When those three things are present— love maps, genuine fondness and admiration, and positive response to bids for attention – there is a huge deposit in your emotional bank account. This huge deposit will later override negative sentiment that normally arises in any relationship. So when, for example, a partner says a hurtful comment, a positive balance in the emotional bank account will override the comment with “Oh, sorry about that. Are you okay?” instead of easily taking offense.
In a 14-year longitudinal study, Gottman and his colleague Dr. Robert Levenson could predict that the “Disaster” couples divorced an average 5.6 years after the wedding, while the emotionally disengaged couples divorced an average of 16.2 years after the wedding. All “Disasters” have the “Four Horsemen of the Apocalypse:” Criticism, Defensiveness, Contempt and Stonewalling. But there are antidotes for each one.
Criticism: “What is wrong with you? Are you so stupid and lazy that you cannot put your dirty clothes in the hamper?” Antidote: “I need help clearing the floor. I get anxious when the floor is not clear. I am more relaxed when the floor is clear.” Use “I” messages, address your need that is not being met because of the behavior. “When X happens, I feel Y. I want to feel Z.”
Defensiveness: “It’s not my fault we are broke.” Antidote: Practice active listening and go beyond what you feel is the attack. Ask yourself what is really going on with your partner? Is this caused by fear, insecurity, hurt? “How can I help?”
Contempt is the No. 1 predictor of divorce or separation unless something is done about it. ”Ugh. What an idiot.” “You are so lazy.” Eye rolling, sneering, name-calling, sarcasm, are examples. Antidote: Develop a culture of appreciation and mutual respect. Focus on appreciating a positive trait or behavior, even an effort to do better. “Thank you for taking out the trash.” Look for positive things your partner is doing, no matter how small.
Stonewalling is emotional withdrawal. You no longer want to express what you are thinking or feeling, and answer in monosyllables. Sometimes we do need time to calm down. But make it a productive time out. “I need a break. Let’s come back together in __minutes/days.” Take slow deep breaths. Because if you are still agitated when you come back together, the pattern is not broken.

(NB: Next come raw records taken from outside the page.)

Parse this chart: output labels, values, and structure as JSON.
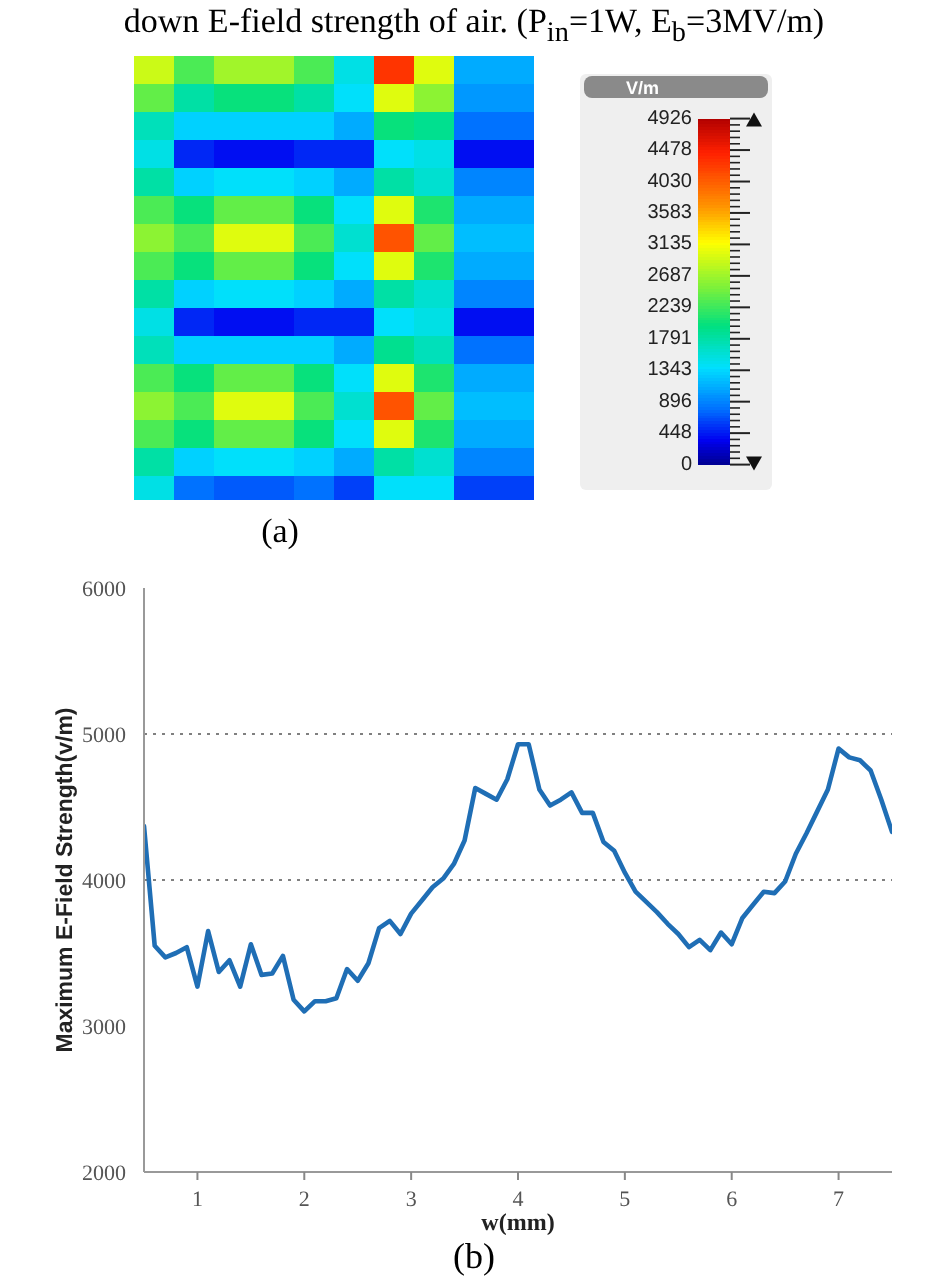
{
  "chart_data": [
    {
      "type": "heatmap",
      "title": "down E-field strength of air. (P$_{in}$=1W, E$_{b}$=3MV/m)",
      "clabel": "V/m",
      "clim": [
        0,
        4926
      ],
      "cticks": [
        0,
        448,
        896,
        1343,
        1791,
        2239,
        2687,
        3135,
        3583,
        4030,
        4478,
        4926
      ],
      "categories": [
        null,
        null,
        null,
        null,
        null,
        null,
        null,
        null,
        null,
        null
      ],
      "y_categories": [
        null,
        null,
        null,
        null,
        null,
        null,
        null,
        null,
        null,
        null,
        null,
        null,
        null,
        null,
        null,
        null
      ],
      "cells": [
        [
          2900,
          2300,
          2700,
          2700,
          2300,
          1500,
          4300,
          3000,
          1100,
          1100
        ],
        [
          2400,
          1800,
          2000,
          2000,
          1800,
          1400,
          3000,
          2600,
          1000,
          1000
        ],
        [
          1700,
          1300,
          1300,
          1300,
          1300,
          1100,
          2000,
          1900,
          800,
          800
        ],
        [
          1500,
          500,
          400,
          400,
          500,
          500,
          1400,
          1500,
          400,
          400
        ],
        [
          1800,
          1300,
          1400,
          1400,
          1300,
          1100,
          1800,
          1600,
          900,
          900
        ],
        [
          2300,
          2000,
          2400,
          2400,
          2000,
          1400,
          3000,
          2100,
          1100,
          1100
        ],
        [
          2600,
          2300,
          3000,
          3000,
          2300,
          1600,
          4100,
          2400,
          1200,
          1200
        ],
        [
          2300,
          2000,
          2400,
          2400,
          2000,
          1400,
          3000,
          2100,
          1100,
          1100
        ],
        [
          1800,
          1300,
          1400,
          1400,
          1300,
          1100,
          1800,
          1600,
          900,
          900
        ],
        [
          1500,
          500,
          400,
          400,
          500,
          500,
          1400,
          1500,
          400,
          400
        ],
        [
          1700,
          1300,
          1300,
          1300,
          1300,
          1100,
          1900,
          1700,
          800,
          800
        ],
        [
          2300,
          2000,
          2400,
          2400,
          2000,
          1400,
          3000,
          2100,
          1100,
          1100
        ],
        [
          2600,
          2300,
          3000,
          3000,
          2300,
          1600,
          4100,
          2400,
          1200,
          1200
        ],
        [
          2300,
          2000,
          2400,
          2400,
          2000,
          1400,
          3000,
          2100,
          1100,
          1100
        ],
        [
          1800,
          1300,
          1400,
          1400,
          1300,
          1100,
          1800,
          1600,
          900,
          900
        ],
        [
          1500,
          800,
          700,
          700,
          800,
          600,
          1400,
          1400,
          600,
          600
        ]
      ],
      "annotations": [
        "(a)"
      ]
    },
    {
      "type": "line",
      "xlabel": "w(mm)",
      "ylabel": "Maximum E-Field Strength(v/m)",
      "x": [
        0.5,
        0.6,
        0.7,
        0.8,
        0.9,
        1.0,
        1.1,
        1.2,
        1.3,
        1.4,
        1.5,
        1.6,
        1.7,
        1.8,
        1.9,
        2.0,
        2.1,
        2.2,
        2.3,
        2.4,
        2.5,
        2.6,
        2.7,
        2.8,
        2.9,
        3.0,
        3.1,
        3.2,
        3.3,
        3.4,
        3.5,
        3.6,
        3.7,
        3.8,
        3.9,
        4.0,
        4.1,
        4.2,
        4.3,
        4.4,
        4.5,
        4.6,
        4.7,
        4.8,
        4.9,
        5.0,
        5.1,
        5.2,
        5.3,
        5.4,
        5.5,
        5.6,
        5.7,
        5.8,
        5.9,
        6.0,
        6.1,
        6.2,
        6.3,
        6.4,
        6.5,
        6.6,
        6.7,
        6.8,
        6.9,
        7.0,
        7.1,
        7.2,
        7.3,
        7.4,
        7.5
      ],
      "series": [
        {
          "color": "#1f6eb5",
          "values": [
            4370,
            3550,
            3470,
            3500,
            3540,
            3270,
            3650,
            3370,
            3450,
            3270,
            3560,
            3350,
            3360,
            3480,
            3180,
            3100,
            3170,
            3170,
            3190,
            3390,
            3310,
            3430,
            3670,
            3720,
            3630,
            3770,
            3860,
            3950,
            4010,
            4110,
            4270,
            4630,
            4590,
            4550,
            4690,
            4930,
            4930,
            4620,
            4510,
            4550,
            4600,
            4460,
            4460,
            4260,
            4200,
            4050,
            3920,
            3850,
            3780,
            3700,
            3630,
            3540,
            3590,
            3520,
            3640,
            3560,
            3740,
            3830,
            3920,
            3910,
            3990,
            4180,
            4320,
            4470,
            4620,
            4900,
            4840,
            4820,
            4750,
            4550,
            4330
          ]
        }
      ],
      "xlim": [
        0.5,
        7.5
      ],
      "xticks": [
        1,
        2,
        3,
        4,
        5,
        6,
        7
      ],
      "ylim": [
        2000,
        6000
      ],
      "yticks": [
        2000,
        3000,
        4000,
        5000,
        6000
      ],
      "ref_lines": [
        {
          "axis": "y",
          "value": 4000,
          "color": "#808080",
          "line_style": "dotted"
        },
        {
          "axis": "y",
          "value": 5000,
          "color": "#808080",
          "line_style": "dotted"
        }
      ],
      "marker": "none",
      "line_style": "solid",
      "annotations": [
        "(b)"
      ]
    }
  ]
}
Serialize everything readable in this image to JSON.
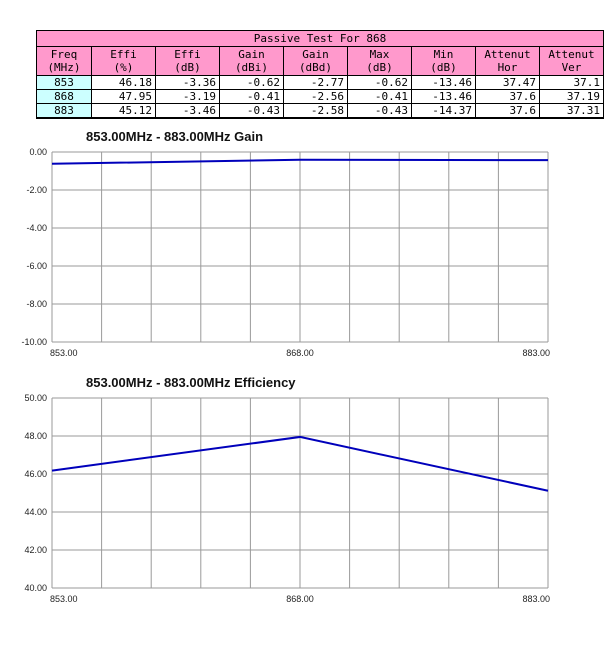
{
  "table": {
    "title": "Passive Test For 868",
    "columns": [
      [
        "Freq",
        "(MHz)"
      ],
      [
        "Effi",
        "(%)"
      ],
      [
        "Effi",
        "(dB)"
      ],
      [
        "Gain",
        "(dBi)"
      ],
      [
        "Gain",
        "(dBd)"
      ],
      [
        "Max",
        "(dB)"
      ],
      [
        "Min",
        "(dB)"
      ],
      [
        "Attenut",
        "Hor"
      ],
      [
        "Attenut",
        "Ver"
      ]
    ],
    "rows": [
      [
        "853",
        "46.18",
        "-3.36",
        "-0.62",
        "-2.77",
        "-0.62",
        "-13.46",
        "37.47",
        "37.1"
      ],
      [
        "868",
        "47.95",
        "-3.19",
        "-0.41",
        "-2.56",
        "-0.41",
        "-13.46",
        "37.6",
        "37.19"
      ],
      [
        "883",
        "45.12",
        "-3.46",
        "-0.43",
        "-2.58",
        "-0.43",
        "-14.37",
        "37.6",
        "37.31"
      ]
    ],
    "colors": {
      "header_bg": "#ff99cc",
      "freq_cell_bg": "#ccffff",
      "border": "#000000"
    }
  },
  "chart_data": [
    {
      "type": "line",
      "title": "853.00MHz - 883.00MHz Gain",
      "x": [
        853,
        868,
        883
      ],
      "values": [
        -0.62,
        -0.41,
        -0.43
      ],
      "xlim": [
        853,
        883
      ],
      "ylim": [
        -10,
        0
      ],
      "x_divisions": 10,
      "xticks": [
        853,
        868,
        883
      ],
      "xtick_labels": [
        "853.00",
        "868.00",
        "883.00"
      ],
      "ytick_labels": [
        "0.00",
        "-2.00",
        "-4.00",
        "-6.00",
        "-8.00",
        "-10.00"
      ],
      "line_color": "#0000bb",
      "grid": true,
      "legend": "none",
      "ylabel": "",
      "xlabel": ""
    },
    {
      "type": "line",
      "title": "853.00MHz - 883.00MHz Efficiency",
      "x": [
        853,
        868,
        883
      ],
      "values": [
        46.18,
        47.95,
        45.12
      ],
      "xlim": [
        853,
        883
      ],
      "ylim": [
        40,
        50
      ],
      "x_divisions": 10,
      "xticks": [
        853,
        868,
        883
      ],
      "xtick_labels": [
        "853.00",
        "868.00",
        "883.00"
      ],
      "ytick_labels": [
        "50.00",
        "48.00",
        "46.00",
        "44.00",
        "42.00",
        "40.00"
      ],
      "line_color": "#0000bb",
      "grid": true,
      "legend": "none",
      "ylabel": "",
      "xlabel": ""
    }
  ]
}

Meanwhile, pray. Do not abandon the relationship. .
Conflict is present in all relationships. John and I had fights. So do the Gottmans. Gottman says 69 percent of conflicts in a marriage are never really resolved. But “Masters” are able to work through them with grace and humor.
The app called “Gottman Card Decks” provides questions you and your partner can ask each other to help you become “Masters.”
There are no easy fixes but by God’s grace and a commitment to grow and change, any marriage - the So-So’s and the “Disasters” - can become “Masters.”
In the Gottman universe, anyone has the potential to become one of those disgustingly happy couples.